Empowering Organizations in the Caribbean through Localization

By Beverly Goldberg


Empowering Organizations in the Caribbean through Localization

Oscarly Garcia (L), program manager for the Remote Caribbean Services Program run by HIAS and UNHCR, talks with Estephanie Britton, a program specialist, outside the HIAS Aruba office. April 11, 2024. (Daniel Alvarez Roldan/HIAS)

Estefanie Britton, a native of Aruba, has a view of the island’s capital Oranjestad from her office window. However, the reach of her work expands far beyond the city limits.

Britton serves as a project specialist for HIAS’ Caribbean remote services program, where she works with a team to assist people and build relationships with local organizations in islands such as Jamaica, Sint Maarten, Barbados, and the Bahamas.

“It feels gratifying to support people across such a broad geographic reach,” she said.

This program, implemented by the UN Refugee Agency (UNHCR) and HIAS, provides asylum seekers and refugees in 17 islands and territories across the Caribbean with cash and voucher assistance, skills training, protection services, and mental health support.

However, service provision isn’t the only focus of the program.

The program has a localization component, which seeks to strengthen long-term, locally based solutions to humanitarian problems. UNHCR and HIAS program staff work to empower local organizations to lead and deliver humanitarian aid while delivering remote services.

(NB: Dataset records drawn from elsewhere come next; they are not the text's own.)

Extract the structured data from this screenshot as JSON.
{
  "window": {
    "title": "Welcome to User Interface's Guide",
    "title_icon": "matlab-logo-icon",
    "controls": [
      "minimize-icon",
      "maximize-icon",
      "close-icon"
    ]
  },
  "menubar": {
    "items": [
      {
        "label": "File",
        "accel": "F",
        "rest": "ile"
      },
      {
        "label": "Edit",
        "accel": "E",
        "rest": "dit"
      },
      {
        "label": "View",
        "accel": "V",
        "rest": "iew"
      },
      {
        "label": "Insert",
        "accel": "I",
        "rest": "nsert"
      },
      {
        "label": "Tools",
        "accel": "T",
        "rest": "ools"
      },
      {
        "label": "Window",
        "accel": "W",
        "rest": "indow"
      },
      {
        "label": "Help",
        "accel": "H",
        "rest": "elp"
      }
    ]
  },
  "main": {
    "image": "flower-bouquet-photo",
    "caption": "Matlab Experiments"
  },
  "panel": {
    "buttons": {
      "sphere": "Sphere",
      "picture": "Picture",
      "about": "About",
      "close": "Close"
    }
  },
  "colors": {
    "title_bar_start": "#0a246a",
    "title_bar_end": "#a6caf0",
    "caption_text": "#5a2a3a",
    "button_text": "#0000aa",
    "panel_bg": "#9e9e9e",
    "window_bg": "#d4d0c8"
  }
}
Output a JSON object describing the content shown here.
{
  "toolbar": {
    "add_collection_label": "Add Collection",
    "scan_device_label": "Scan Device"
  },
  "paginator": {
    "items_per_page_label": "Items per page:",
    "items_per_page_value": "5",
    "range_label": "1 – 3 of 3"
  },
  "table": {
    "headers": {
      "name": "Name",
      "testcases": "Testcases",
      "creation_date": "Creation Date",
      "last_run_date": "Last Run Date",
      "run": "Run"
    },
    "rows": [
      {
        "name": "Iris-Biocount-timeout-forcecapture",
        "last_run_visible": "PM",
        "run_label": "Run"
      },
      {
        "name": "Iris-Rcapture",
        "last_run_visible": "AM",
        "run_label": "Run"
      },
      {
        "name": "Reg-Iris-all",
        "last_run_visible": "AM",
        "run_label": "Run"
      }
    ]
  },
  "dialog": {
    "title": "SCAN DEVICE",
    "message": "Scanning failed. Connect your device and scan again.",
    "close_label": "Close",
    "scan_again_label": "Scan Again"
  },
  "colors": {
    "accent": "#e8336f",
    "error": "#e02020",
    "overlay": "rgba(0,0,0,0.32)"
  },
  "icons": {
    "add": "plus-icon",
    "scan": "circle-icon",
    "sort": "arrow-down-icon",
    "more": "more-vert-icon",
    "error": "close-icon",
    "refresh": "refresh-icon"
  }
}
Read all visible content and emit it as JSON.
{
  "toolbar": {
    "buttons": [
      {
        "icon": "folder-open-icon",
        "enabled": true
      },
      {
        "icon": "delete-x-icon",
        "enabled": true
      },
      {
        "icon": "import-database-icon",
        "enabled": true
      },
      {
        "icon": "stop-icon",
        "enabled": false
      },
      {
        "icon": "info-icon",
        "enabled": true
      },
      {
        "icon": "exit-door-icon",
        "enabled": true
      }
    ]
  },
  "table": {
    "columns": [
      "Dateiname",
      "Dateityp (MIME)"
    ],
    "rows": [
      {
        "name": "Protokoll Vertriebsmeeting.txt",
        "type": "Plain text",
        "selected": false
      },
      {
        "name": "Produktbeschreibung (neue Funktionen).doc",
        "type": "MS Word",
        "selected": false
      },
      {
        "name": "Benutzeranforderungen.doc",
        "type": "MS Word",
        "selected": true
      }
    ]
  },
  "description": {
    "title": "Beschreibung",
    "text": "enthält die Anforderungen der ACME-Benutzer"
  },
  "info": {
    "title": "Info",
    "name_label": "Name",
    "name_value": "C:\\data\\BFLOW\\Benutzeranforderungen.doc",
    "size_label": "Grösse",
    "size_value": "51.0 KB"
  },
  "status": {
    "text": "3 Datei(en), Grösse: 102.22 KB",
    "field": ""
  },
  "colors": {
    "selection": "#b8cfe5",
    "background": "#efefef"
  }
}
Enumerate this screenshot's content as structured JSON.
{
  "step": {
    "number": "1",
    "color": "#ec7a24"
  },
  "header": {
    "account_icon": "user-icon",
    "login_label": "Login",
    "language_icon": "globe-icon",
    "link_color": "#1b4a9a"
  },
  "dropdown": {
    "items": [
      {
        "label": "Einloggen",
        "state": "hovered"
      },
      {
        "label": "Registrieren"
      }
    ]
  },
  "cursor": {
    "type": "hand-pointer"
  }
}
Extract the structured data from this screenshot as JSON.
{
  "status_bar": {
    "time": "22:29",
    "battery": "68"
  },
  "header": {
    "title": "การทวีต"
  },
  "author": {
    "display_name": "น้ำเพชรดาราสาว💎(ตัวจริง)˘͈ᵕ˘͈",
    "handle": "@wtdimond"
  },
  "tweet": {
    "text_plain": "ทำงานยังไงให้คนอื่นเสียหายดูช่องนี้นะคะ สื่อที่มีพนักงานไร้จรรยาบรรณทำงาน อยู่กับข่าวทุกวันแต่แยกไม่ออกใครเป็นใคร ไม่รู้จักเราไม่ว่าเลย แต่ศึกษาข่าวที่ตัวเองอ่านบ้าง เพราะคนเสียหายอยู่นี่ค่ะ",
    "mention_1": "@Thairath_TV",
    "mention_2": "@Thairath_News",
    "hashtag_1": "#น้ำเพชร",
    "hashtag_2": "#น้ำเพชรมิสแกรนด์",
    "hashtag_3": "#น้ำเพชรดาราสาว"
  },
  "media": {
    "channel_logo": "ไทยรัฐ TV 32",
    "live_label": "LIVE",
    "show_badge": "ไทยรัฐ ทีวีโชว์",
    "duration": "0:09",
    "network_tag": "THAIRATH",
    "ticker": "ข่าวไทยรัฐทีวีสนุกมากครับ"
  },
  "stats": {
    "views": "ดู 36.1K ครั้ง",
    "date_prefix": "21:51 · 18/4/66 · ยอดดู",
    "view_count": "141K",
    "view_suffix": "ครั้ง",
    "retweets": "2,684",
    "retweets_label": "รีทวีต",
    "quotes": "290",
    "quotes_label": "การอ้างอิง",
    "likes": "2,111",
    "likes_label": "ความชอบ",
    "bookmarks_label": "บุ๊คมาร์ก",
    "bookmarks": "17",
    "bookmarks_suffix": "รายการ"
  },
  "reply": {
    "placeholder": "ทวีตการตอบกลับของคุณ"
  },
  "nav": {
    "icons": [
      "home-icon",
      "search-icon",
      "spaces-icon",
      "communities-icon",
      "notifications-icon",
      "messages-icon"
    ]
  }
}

To achieve this, the team trains local service providers in skills that fill gaps the community has identified.

Localization contrasts with traditional models of providing humanitarian assistance, in which a centralized organization makes decisions and distributes aid on behalf of communities often located far from the organization’s headquarters. Many experts believe that this arrangement perpetuated inequalities and exacerbated power imbalances. This is what localization seeks to change.

“It’s important to share capacities with local organizations as they are often the first responders on the islands,” said Lauren Schoenster, protection associate at the Caribbean Protection Unit, for UNHCR. “Working with local partners helps us to achieve better outcomes for our participants.”

Making a Lasting Impression Across Different Islands

Britton and the team of HIAS and UNHCR project staff have focused their localization efforts on two main areas: mental health and psychosocial support (MHPSS), and gender-based violence (GBV) response and prevention.

This process has entailed providing training to local organizations that are interested in expanding their psychological first-aid and emergency GBV case management operations. By providing capacity-building sessions, HIAS and UNHCR hope local communities will have more decision-making power and access to resources for humanitarian response in the future.

Additionally, the entire Caribbean team at HIAS is multilingual — they all speak English and Spanish, along with other local languages such as Papiamento. This facilitates the communication, accountability, and training process with organizations as staff carry out sessions in the local language.

So far, HIAS and UNCHR have carried out 13 capacity-building sessions with local organizations across the Caribbean, including Safe Haven Sint Maarten and Safe Bahamas, among others.

“In the Caribbean, services are very challenging to access for refugees and migrants,” said Francesco Volpi, the director for HIAS in the Caribbean. “That’s why we want to improve the local response capacity and to make quality services available to more people.”